Working for a living.

I am not working for a living this summer, though I am still (how?) working--right now, on a paper with counterintuitive that we hope these people putting together a book on multimodality (what's that you ask? good question--we're not quite sure ourselves) will take. They took our abstract, and now, somehow, we're writing a draft on spec. Academic bastards. I hate them all and their footnoting kind.

The actual workers, as in, where you have to show up to a specific place mostly on time and get a paycheck, are: college daughter, running son, and the historian. Everyone except me, the dogs, and cat, in other words. (We're writing a paper. Also a poem a day for the rest of the summer.)

College daughter has settled in, for the most part, into her job managing a Subway that's located down the street from a Hooters, and hence is known as the Hooters store. She works like a dog for pay that's not quite as good as you think it should be. Also, fast food places hardly ever close, so she doesn't get many days off. (I'm complaining on her behalf, as she doesn't complain much, very impressive.)

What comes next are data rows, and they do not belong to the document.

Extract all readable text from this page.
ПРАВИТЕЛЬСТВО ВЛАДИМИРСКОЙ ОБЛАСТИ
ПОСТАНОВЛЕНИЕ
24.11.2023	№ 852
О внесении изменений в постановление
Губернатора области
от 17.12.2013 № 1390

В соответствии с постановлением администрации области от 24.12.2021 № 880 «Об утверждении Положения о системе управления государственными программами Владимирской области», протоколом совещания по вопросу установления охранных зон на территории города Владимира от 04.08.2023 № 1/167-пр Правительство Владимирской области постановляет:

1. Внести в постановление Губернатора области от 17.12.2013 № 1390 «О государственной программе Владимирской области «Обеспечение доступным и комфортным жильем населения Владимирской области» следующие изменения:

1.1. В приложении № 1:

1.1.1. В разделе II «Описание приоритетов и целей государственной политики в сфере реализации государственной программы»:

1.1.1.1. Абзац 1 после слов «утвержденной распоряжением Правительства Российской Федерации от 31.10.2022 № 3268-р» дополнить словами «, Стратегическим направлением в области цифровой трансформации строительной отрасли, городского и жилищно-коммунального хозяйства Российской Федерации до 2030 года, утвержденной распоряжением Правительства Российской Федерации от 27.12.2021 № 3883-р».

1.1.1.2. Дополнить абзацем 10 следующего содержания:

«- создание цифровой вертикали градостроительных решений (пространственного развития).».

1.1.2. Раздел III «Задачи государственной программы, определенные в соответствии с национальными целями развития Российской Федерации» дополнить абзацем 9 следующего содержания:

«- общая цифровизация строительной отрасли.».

Running son started his job as a laborer for a company of electricians. It's a union shop, so they get paid well even for unskilled labor, he gets a chance to be an apprentice electrician (he can carry on through all the steps if he wants to--mainly, he's working until he goes on an LDS mission in the fall sometime), he gets holidays, and he'll get a raise before long. The downside is he has to be at work at 6 a.m., and the job site is about 45 min. away. So he has to haul his butt out of bed at an hour when even God isn't awake. He hasn't quite adjusted--he comes home exhausted and it's very easy, in that case, to take a little nap, which takes the edge off his sleep. "I missed my window of sleeportunity," he told me tonight, which is hilarious but also sad. As a person for whom sleep is now occasionally elusive, I feel his pain.

The historian is his steady self. We both like to be up late and are always stunned by how, at seven a.m., it's already seven a.m. Time for the snooze button dance, after which he pulls on his dean suit and goes to work.

1 comment:

  1. I like the idea of a Dean Suit. It seems like it might be sort of like a Thneed. (which everyone needs)
    I'm also not working and not working. And hating my novel. And needing more sleep. Is that what summer's about?